Basically what I want is that if the DSM domain https://dsm.example.com isn’t reachable it will resolve its local IP https://192.168.1.200. This should be a rule for the whole network and not only manual change on every computer.
I have a lot of dockers running on the DSM which of course are still directly reachable but for example bitwarden is setup with the public address as it needs to sync everywhere.
Ideally this would be like you put in primary and secondary DNS in the modem. So if one isn’t available the second one is picked.
Any help in the right direction of how this can be done, or how this is called is welcome.
Why not so this by default? For internal network have a DNS rewrite with local ip and only for external clients should use a public DNS record?
I want this to be the default behaviour! :D
I have adguard installed in docker as DNS blocker. Can you please elaborate how I would set this up?
It´s easy in AdGuard:
- Go to Filter -> DNS Rewrites
- Add a new DNS-Rewrite
- Domain: dsm.example.com
- IP: 192.168.1.200
Now every client in LAN or Wifi connects directly to 192.18.1.200 while opening dsm.example.com. Outside the local network they will connected to the public IP.
Thank you so much, this is exactly what I was looking for!
Also credits to u/Accomplished-Moose50 and u/GolemancerVekk <3
What’s your DNS resolver for your internal network?
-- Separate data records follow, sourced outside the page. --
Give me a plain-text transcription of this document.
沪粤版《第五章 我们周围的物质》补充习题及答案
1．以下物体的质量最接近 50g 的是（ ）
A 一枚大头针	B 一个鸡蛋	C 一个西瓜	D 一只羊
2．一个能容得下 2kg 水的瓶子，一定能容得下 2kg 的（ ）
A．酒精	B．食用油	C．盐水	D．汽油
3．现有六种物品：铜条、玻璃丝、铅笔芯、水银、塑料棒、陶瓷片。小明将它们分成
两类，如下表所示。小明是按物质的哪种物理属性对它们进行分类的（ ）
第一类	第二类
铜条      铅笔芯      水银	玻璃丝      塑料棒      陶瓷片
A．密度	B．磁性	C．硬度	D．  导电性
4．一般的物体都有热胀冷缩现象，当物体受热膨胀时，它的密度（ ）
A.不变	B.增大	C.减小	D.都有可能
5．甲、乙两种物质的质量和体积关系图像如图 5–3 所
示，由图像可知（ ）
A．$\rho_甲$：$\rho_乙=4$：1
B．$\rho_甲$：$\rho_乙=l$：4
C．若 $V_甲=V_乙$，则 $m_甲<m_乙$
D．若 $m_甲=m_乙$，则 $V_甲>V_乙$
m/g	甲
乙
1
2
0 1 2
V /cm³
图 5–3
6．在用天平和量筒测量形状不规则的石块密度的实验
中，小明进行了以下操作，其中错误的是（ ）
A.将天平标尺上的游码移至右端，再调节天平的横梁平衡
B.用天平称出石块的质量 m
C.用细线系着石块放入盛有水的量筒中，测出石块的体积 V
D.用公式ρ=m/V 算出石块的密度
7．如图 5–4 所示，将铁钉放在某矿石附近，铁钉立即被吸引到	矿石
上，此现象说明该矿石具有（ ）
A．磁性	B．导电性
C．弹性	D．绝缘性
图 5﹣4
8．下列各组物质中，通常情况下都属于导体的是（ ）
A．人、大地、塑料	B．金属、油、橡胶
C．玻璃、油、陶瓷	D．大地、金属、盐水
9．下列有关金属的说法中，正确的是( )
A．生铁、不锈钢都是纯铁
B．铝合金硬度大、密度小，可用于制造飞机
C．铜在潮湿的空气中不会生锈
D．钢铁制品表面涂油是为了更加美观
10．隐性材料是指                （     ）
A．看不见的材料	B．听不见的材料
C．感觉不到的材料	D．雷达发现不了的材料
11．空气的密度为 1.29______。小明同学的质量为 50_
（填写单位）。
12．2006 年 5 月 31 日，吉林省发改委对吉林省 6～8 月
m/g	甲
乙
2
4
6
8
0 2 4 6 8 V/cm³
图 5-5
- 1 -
Use it to tie that domain name to the private IP you want. The devices that use your internal DNS will always go there – unless they use DNS over HTTPS, like they shipped for default in Firefox recently, in which case you’d have to either disable DoH in Firefox or make an exception for that domain.
If you use DHCP it may also do DNS (like dnsmasq does) so you may be able to distribute the override to DHCP-using devices while still using an exernal DNS for everything else.
I have Adguard running and setup as primary DNS in the modem. So u/Accomplished-Moose50 just named Adguard already as an option to do “magic” there.
Aaaah, I think I get it. So in Adguard there is just the rule to always forward any request to example.com to 192.168.1.200 because that is always true.
Yes that would work! Just have to find out how ^^, I’ll dive into the documentation of adguard.